The gold price inched higher in Asian trading hours in range-bound trading amid a lack of new macroeconomic data or policy changes to move the market.
Spot gold was last at $1,116.2/1,116.6 per ounce, up $1.7 on Friday’s close. Trading ranged at $1,114-1,117.5 so far. The gold price stayed above the $1,100 psychological level as concerns remained over a softening Chinese economy.
After three straight days of yuan devaluation by the People’s Bank of China last Tuesday-Thursday and a slight increase on Friday, the Chinese central bank on Monday set its daily guidance rate at 6.3969 yuan against the dollar, up 0.01 percent from 6.3975 on Friday.
Gold prices could continue to push higher in the near-term fuelled by short-covering given that the gold short trade has become overcrowded, said Boris Mikanikrezai, Fastmarkets’ senior commodities analyst.
“But weakness should re-emerge later in the second half of this year, partly due to an unfriendly gold environment characterised by an appreciating dollar and rising US interest rates as the Fed is set to normalise its monetary policy stance at some point this year,” he added.

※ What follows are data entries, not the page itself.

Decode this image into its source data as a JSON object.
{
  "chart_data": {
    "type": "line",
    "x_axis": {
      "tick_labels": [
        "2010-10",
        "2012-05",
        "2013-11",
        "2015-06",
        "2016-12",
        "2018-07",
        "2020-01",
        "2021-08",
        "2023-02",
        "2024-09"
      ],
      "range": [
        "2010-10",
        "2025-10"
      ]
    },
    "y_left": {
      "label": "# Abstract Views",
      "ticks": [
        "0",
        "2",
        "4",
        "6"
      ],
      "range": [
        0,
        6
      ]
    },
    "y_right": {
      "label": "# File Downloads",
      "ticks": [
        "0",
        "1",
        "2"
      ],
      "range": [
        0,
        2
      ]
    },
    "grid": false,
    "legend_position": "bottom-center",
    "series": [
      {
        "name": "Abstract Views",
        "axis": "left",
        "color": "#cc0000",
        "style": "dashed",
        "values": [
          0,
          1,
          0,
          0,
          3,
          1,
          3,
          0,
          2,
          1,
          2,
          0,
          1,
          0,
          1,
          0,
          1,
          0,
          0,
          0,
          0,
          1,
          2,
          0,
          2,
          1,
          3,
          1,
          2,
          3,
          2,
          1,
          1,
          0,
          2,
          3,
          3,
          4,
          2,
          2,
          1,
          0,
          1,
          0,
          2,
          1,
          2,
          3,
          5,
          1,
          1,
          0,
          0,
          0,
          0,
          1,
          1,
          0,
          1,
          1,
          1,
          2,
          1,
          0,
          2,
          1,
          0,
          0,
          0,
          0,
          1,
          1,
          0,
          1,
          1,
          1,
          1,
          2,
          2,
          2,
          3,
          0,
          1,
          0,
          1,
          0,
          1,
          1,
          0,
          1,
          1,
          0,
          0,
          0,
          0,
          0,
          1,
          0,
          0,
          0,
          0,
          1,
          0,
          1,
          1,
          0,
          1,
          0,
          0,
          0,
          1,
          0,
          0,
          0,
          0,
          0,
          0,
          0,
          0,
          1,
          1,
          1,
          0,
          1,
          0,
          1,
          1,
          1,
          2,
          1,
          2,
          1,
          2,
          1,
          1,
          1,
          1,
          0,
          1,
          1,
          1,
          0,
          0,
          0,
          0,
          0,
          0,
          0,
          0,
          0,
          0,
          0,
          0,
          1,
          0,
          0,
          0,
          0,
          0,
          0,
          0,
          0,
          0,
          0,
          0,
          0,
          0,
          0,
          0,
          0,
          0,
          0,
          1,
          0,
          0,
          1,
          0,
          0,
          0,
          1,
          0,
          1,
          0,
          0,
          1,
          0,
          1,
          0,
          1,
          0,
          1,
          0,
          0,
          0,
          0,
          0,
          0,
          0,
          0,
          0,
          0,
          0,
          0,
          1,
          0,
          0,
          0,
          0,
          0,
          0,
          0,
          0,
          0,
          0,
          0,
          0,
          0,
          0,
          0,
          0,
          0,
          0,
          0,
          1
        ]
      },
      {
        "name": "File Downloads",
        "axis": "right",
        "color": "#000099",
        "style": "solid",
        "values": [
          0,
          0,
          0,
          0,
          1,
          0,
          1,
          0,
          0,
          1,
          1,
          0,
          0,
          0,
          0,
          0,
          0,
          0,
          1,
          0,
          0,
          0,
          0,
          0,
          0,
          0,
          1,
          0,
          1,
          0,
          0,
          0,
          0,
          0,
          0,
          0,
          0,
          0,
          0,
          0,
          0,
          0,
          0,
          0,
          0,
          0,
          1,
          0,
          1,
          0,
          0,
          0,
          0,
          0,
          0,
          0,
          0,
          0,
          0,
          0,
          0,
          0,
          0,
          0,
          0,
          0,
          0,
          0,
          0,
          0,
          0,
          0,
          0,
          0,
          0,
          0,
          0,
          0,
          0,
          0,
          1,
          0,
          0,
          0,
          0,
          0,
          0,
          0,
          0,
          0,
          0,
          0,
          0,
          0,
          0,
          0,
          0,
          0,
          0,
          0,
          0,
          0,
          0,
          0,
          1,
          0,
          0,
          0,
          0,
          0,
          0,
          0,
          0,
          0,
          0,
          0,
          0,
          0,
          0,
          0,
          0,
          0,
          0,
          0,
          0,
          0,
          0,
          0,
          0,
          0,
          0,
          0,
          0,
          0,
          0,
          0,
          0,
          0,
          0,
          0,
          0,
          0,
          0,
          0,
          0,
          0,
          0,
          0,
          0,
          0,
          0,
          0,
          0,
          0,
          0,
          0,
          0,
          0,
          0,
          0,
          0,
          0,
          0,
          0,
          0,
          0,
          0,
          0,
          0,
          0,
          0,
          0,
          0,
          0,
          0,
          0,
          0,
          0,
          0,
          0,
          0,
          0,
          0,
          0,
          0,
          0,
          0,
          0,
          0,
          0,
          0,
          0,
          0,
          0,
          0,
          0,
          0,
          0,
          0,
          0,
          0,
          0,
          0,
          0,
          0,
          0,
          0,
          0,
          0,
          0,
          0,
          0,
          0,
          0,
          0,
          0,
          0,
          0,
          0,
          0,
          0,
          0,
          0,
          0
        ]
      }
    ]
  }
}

In data, Japan announced on Monday morning its second quarter preliminary quarter-on-quarter GDP at -0.4 percent, a decline from the previous quarter’s 1 percent growth. The EU is due to release its trade balance figure and the US, its empire state manufacturing index and NAHB housing market index later on Monday.
In other precious metals, silver was at $15.26/15.31 per ounce, up $0.07. Platinum was at $990/995, up $3.5, while palladium was also up $3 to $615/620.
On the Shanghai Futures Exchange, gold for December was flat at 231.75 yuan per gram, while December silver was recently at 3,451 yuan per kilogram, also unchanged.